The Rwandan Patriotic Front is the ruling political party in Rwanda. The leader is President Paul Kagame. It has governed the country since its armed wing defeated government forces, winning the Rwandan Civil War in 1994.
It has been called authoritarian. Elections are not fair. Opposition parties have been banned. People who criticise them have been arrested or assassinated. There has been electoral fraud.[1]
The party was started by Tutsi refugee intelligentsia in Uganda in 1979. It was called Rwandese Alliance for National Unity. In December 1987, it held its seventh congress in Kampala and changed its name. In 1990 they invaded Rwanda, starting the Rwandan Civil War. in 1994, it formed a government of national unity headed by a Hutu president, Pasteur Bizimungu. [2] In February 1998 Kagame was elected president of the RPF, replacing Alexis Kanyarengwe, and in March 2000 he became the national president. Following a constitutional referendum in 2003, Kagame was elected president with 95% of the vote. The RPF formed a coalition with several smaller parties, which got 74% of the vote in the 2003 parliamentary elections, winning 40 of the 53 elected seats in the Chamber of Deputies. The coalition won 42 seats in the 2008 parliamentary elections, and Kagame was re-elected as president in 2010 with 93% of the vote. In the 2013 parliamentary elections the RPF-led coalition won 41 seats.

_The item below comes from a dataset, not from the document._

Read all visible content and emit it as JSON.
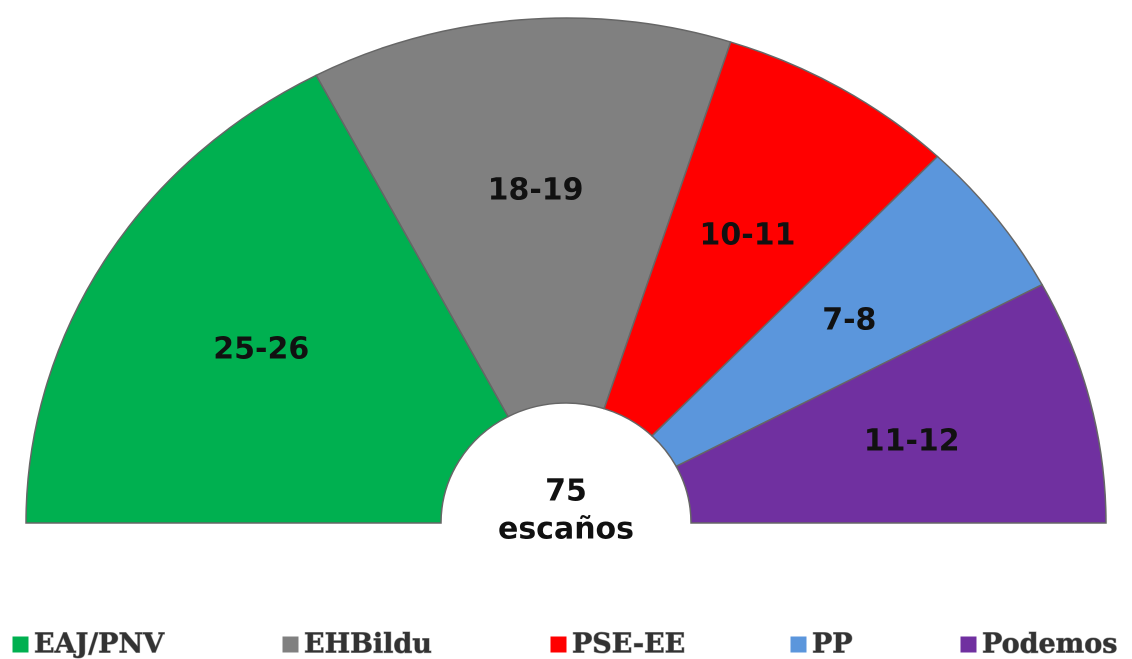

An ethnic Hutu, he [Bizimungu] was appointed president when the ruling Tutsi-dominated Rwandan Patriotic Front (RPF) took power after the 1994 genocide, in which extremists from the Hutu majority butchered 800,000 Tutsis and politically moderate Hutus. President Paul Kagame, whose Tutsi-led Rwandan Patriotic Army ended the hundred days of slaughter, was then vice-president, but in reality had more power than his superior.